While on release, on May 8, 1992, Rick joined Young M.C., Tone Loc, the Beach Boys, and Gerardo for a videotaped recording session of the song “City of Fallen Angels.” Considering Rick had recently been charged with assault, the song was oddly appropriate. It was dedicated to Reginald Denny, a white truck driver who had been pulled from his truck and beaten during the recent Los Angeles riots.

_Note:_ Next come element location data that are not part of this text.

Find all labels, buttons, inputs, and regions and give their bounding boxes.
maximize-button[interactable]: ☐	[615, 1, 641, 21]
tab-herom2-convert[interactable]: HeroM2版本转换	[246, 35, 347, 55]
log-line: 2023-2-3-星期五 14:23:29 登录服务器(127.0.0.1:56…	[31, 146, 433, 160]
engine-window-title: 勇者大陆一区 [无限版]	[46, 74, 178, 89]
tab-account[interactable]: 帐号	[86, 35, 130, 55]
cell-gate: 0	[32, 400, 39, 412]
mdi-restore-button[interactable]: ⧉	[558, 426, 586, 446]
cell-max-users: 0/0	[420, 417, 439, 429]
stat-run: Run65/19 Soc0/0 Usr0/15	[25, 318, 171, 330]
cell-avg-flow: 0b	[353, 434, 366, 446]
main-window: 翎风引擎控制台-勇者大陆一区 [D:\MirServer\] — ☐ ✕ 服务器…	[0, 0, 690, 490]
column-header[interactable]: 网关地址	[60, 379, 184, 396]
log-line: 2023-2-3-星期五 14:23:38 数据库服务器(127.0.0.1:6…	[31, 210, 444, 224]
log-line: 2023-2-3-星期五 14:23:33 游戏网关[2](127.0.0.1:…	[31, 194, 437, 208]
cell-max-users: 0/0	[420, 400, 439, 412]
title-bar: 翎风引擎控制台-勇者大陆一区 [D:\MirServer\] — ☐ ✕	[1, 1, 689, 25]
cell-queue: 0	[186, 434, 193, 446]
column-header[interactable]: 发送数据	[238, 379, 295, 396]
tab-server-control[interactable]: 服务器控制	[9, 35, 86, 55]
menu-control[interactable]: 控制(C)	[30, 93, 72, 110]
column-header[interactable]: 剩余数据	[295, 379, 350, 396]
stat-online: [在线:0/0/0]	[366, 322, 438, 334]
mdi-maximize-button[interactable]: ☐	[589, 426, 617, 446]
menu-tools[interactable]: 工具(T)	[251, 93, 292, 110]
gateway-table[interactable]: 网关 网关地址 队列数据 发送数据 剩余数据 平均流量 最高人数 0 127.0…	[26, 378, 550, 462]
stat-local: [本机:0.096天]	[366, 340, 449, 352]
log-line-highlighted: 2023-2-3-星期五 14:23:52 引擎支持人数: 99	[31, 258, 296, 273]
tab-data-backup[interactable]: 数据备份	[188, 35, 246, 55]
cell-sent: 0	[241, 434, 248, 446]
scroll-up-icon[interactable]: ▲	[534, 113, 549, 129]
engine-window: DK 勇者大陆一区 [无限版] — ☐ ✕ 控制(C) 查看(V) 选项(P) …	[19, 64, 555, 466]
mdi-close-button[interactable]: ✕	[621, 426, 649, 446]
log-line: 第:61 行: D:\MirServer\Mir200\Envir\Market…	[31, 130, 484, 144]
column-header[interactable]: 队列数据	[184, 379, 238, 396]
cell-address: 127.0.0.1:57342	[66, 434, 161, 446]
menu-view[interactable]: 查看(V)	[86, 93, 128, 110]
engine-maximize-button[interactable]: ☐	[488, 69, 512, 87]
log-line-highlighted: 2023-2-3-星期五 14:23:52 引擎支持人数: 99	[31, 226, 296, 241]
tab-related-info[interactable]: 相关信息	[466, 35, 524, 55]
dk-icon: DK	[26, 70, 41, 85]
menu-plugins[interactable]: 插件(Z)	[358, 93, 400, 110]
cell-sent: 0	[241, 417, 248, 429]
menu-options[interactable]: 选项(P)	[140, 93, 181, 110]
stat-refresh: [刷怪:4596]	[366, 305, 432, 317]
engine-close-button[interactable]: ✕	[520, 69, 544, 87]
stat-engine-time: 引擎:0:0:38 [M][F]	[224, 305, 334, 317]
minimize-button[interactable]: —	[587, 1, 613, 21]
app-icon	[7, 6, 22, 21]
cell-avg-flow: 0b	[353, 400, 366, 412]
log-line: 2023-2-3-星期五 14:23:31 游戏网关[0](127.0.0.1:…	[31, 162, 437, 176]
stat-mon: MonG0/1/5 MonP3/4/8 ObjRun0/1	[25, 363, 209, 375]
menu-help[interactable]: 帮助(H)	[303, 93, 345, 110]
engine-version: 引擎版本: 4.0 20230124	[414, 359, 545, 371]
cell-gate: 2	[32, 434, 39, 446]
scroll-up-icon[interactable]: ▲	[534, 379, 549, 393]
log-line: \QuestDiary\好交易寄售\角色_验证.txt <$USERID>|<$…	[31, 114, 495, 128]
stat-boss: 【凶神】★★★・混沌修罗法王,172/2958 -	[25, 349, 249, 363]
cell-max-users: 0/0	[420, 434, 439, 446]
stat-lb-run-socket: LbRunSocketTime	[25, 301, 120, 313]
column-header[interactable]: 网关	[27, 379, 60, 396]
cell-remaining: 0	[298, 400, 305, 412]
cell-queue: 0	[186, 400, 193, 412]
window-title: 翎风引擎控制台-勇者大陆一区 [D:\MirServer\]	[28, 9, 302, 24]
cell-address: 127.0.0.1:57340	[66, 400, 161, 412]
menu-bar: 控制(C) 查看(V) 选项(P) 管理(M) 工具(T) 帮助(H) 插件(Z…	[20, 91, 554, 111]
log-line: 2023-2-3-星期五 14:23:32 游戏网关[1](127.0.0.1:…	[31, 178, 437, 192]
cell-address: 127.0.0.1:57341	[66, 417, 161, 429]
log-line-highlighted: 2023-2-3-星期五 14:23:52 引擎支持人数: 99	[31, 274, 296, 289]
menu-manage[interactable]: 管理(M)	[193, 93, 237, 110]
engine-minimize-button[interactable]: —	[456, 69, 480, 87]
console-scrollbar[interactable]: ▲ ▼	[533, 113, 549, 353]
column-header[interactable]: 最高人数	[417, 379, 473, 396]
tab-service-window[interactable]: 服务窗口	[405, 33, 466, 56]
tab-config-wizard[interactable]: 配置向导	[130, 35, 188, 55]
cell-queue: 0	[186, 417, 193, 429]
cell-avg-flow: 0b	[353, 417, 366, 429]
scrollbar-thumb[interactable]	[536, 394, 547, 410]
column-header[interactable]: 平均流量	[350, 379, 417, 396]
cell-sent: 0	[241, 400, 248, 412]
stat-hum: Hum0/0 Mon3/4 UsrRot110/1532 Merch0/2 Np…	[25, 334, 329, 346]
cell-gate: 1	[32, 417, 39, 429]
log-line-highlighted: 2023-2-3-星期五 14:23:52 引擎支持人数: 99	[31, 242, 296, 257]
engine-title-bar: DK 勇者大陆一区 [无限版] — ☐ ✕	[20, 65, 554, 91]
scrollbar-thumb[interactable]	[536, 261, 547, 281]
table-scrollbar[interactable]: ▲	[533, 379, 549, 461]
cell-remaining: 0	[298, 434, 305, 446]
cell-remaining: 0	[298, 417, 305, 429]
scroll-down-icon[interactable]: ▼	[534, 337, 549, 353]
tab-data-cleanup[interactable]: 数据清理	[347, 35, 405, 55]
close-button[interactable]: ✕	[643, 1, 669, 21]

Soon after that recording session, on May 24, 1992, Tanya gave birth to Rick’s third child, a boy, Tazman James Johnson, also known as Taz. Rick’s friend Peter Kelly said Tazman’s name was inspired by Rick’s interest in and occasional practice of rituals linked with devil worship. (The name Tazman is a reference to the Tasmanian devil, a small but aggressive animal that lives in the Australian state of Tasmania, and the aboriginal myths that have clustered around that animal.) Kelly remembers seeing a drawing of a star within a circle hanging on the wall over Rick’s bed around the time Tazman was born, and indeed, a downward pointing pentacle, which could be described as a star in a circle, is a symbol of Satanism. Various rock stars have proclaimed themselves Satanists over the years, but Rick never did, and there’s no indication that either Rick or Tanya were ever serious Satanists. But Rick, like many who feel themselves lost, flirted with various religions over the decades. “I had revolted against my Catholic upbringing since my youth and had turned to other religions and the occult in my search for some meaning in life,” he wrote in The Confessions of Rick James.

Soon after Tazman’s birth, Rick, Tanya, and Tazman moved in with Tanya’s mother, Susanne Shapiro, in the L.A. suburb of Agoura Hills. The baby would stay with Tanya’s mother for years because the state would take Rick and Tanya away from him.